Why are Chinese women reluctant to have children despite state incentives?
Chinese women are reluctant to have children despite various state incentives including tax relaxations due to multiple reasons. Some of the most reasons include the rising cost of living and increase in marriageable age that delays births and another being used to smaller families.
China also has fewer women of child-bearing age than might be expected. China's one-child policy led many couples to opt for a boy, raising sex at birth ratio from 106 boys to 120 and 130 for every 100 girls.
What does this mean for India and the world?
- The rapid decline in China's population is expected to have a massive impact on China's economy. China’s working-age population, which peaked in 2014, is projected to shrink to less than one-third of that peak by 2100.
- China’s elderly population, those aged 65 years and above, is expected to continue to rise and surpass China’s working-age population by 2080.
- This means that China will have more older people and much less younger people by 2100. While there are currently 100 working-age people to support every 20 elderly people, by 2100, 100 working-age people will have to support almost 120 elderly people in China.
- The annual average decline of 1.73 percent in China’s working-age population will lead to much lower economic growth, unless productivity advances rapidly.

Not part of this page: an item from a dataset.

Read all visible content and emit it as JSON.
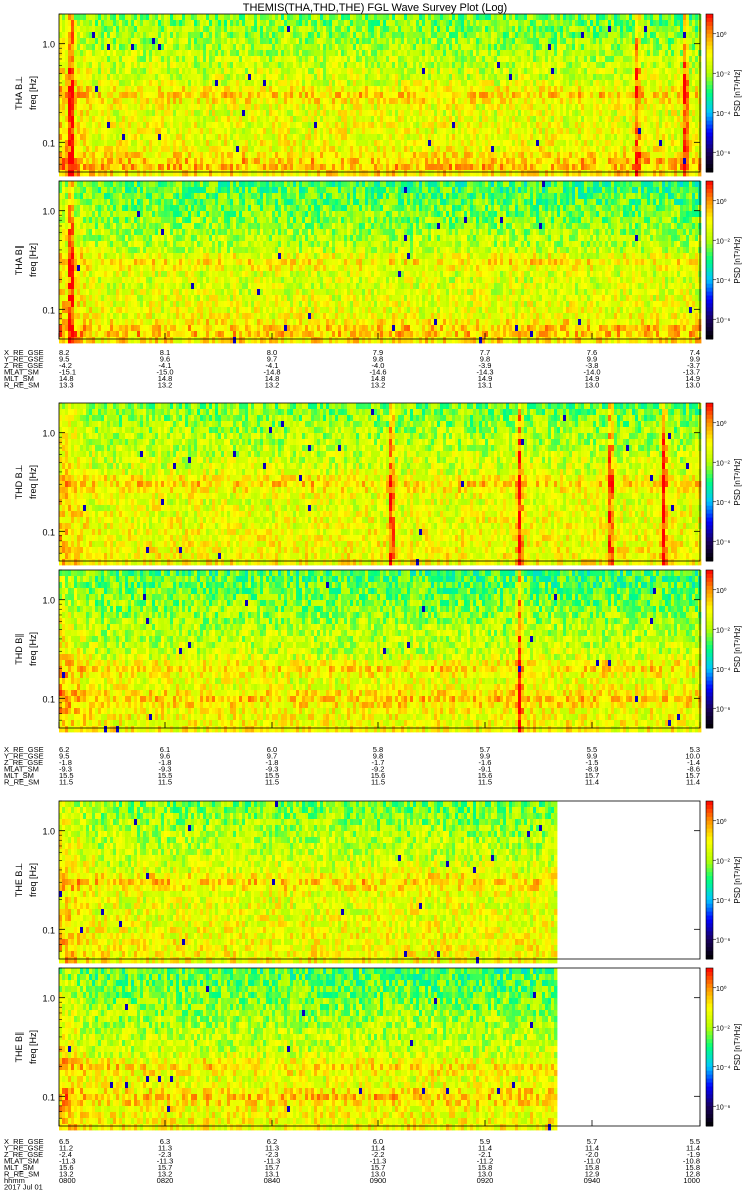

- This also means that soon China will be required to direct more of its productive resources to the provision of medical services to meet the requirements of the increasing elderly population.
- This would also mean higher labour costs amid rapidly shrinking labour force and result in pushing labour-intensive manufacturing out of China to other labor-abundant countries such as India, Bangladesh and Vietnam. At present itself the manufacturing labour costs in China are twice as high as in Vietnam.
- The resource exporting nations such as Australia would need to look for manufacturers outside China. For major goods importers like the United States, the sources of goods will have to shift to new and emerging centres of manufacturing.
- The shrinking in China's working-age population is expected to shift influence to other nations including India, which has one of the youngest populations in the world. India's population is also expected to overtake China within this coming decade.